Use Baseten when you're serving a well-tuned model and want a stable, managed environment.

This layer is invisible to your users, but it defines their experience.

Good infra makes your agent feel alive.
Bad infra makes it feel like a clunky call center IVR from 2009.

Choose wisely.

The System Blueprint: End-to-End Flow

You've seen the parts. You've seen the tools. But how does it all come together?

Here's the full picture; the lifecycle of a real-time voice agent, from napkin sketch to production system. This is the flow you follow if you want speed, clarity, and control.

1. Prototype the Agent

Start fast. Don't overthink it.

Use Vapi if you want the fastest way to build an agent with built-in tools, logic, and telephony.
Use PipeCat if you want full control over flow logic and behavior from day one.

Pick one. Wire up a basic pipeline:

Transcription (Whisper or Deepgram)
LLM (GPT-4, Claude, or Quen)
TTS (Orpheus, ElevenLabs, or Vapi TTS)

Test it. Talk to it. Break it. Iterate.

2. Add Tooling and Logic

Now that it speaks, give it something to do.

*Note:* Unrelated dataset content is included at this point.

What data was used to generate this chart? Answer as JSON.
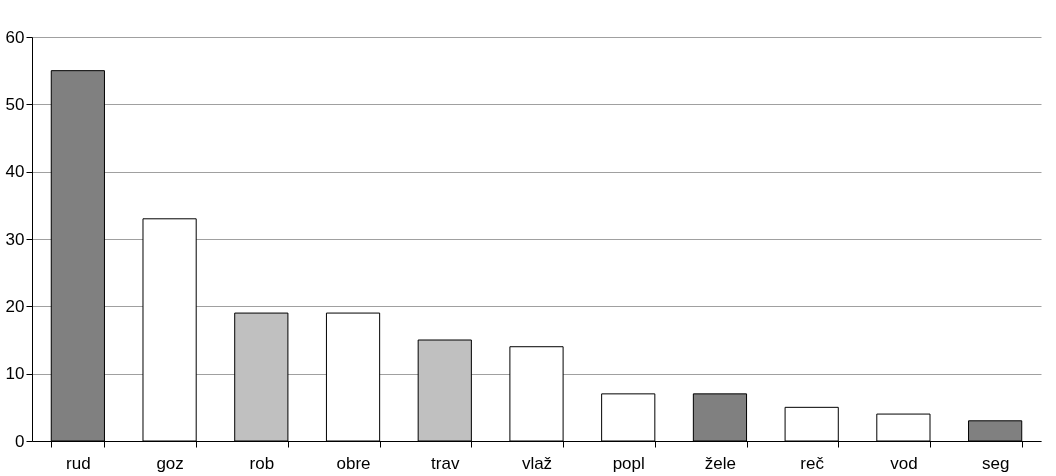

Add external tools: APIs, databases, CRMs, schedulers.
Script logic gates: "If user says X, do Y."
Inject fallback flows and interrupt handlers.

If you're in Vapi, use Workflows.
If you're in PipeCat, define your state transitions manually.

This is where you stop building a chatbot and start building a system.

3. Observe Everything

Your agent's behavior will drift. You need visibility.

Log all interactions with LangSmith or Phoenix
Track:
- Inputs
- Model responses
- Tool invocations
- Latency per turn
Watch for edge cases, regressions, or hallucinations.

This is your black box flight recorder. Never skip this step.

4. Evaluate and Iterate

Now that you have logs, start building your evaluation loop.

Use LLM-as-a-judge to rate response quality.
Write unit tests for tool use, intent matching, instruction following.
Run A/B tests if you're already in production.

Everything that's broken, curate it into test cases.

Every test case becomes a regression check.

Every regression check makes your agent stronger.

5. Hit Latency or Cost Ceilings? Upgrade Your Infra

If your agent is starting to feel slow or expensive:

Move from OpenAI to smaller hosted models (Quen, Gemini Flash, etc.)
Move your infra from Vercel or Modal to Cerebrium for < 500ms latency with ASR/LLM/TTS co-location.
Self-host transcription (e.g., Whisper) or TTS if pricing gets out of hand.

This is the phase where you cut fat, not muscle.

6. Hit Quality Ceiling? Fine-Tune It

If your agent is still misbehaving after prompt engineering:

Use OpenPipe to fine-tune on real interaction data.
Capture failed turns and transform them into training examples.
Evaluate before and after tuning to confirm improvement.

Fine-tuning is expensive. Use it when you must, not when you're frustrated.

7. Ship and Monitor

At this point:

Your logic is solid.
Your latency is low.
Your evals are running.
Your agent behaves like a professional.

Now you scale. Roll out to real users.

Set up alerts, error tracking, and usage dashboards.

Build a feedback loop from production back into evaluation.

This is the Loop That Wins

Prototype → Script → Observe → Evaluate → Optimize → Scale

And you don't run through it once.

You live in it.

You keep the loop tight.

Because in voice AI, chaos compounds, but so does control.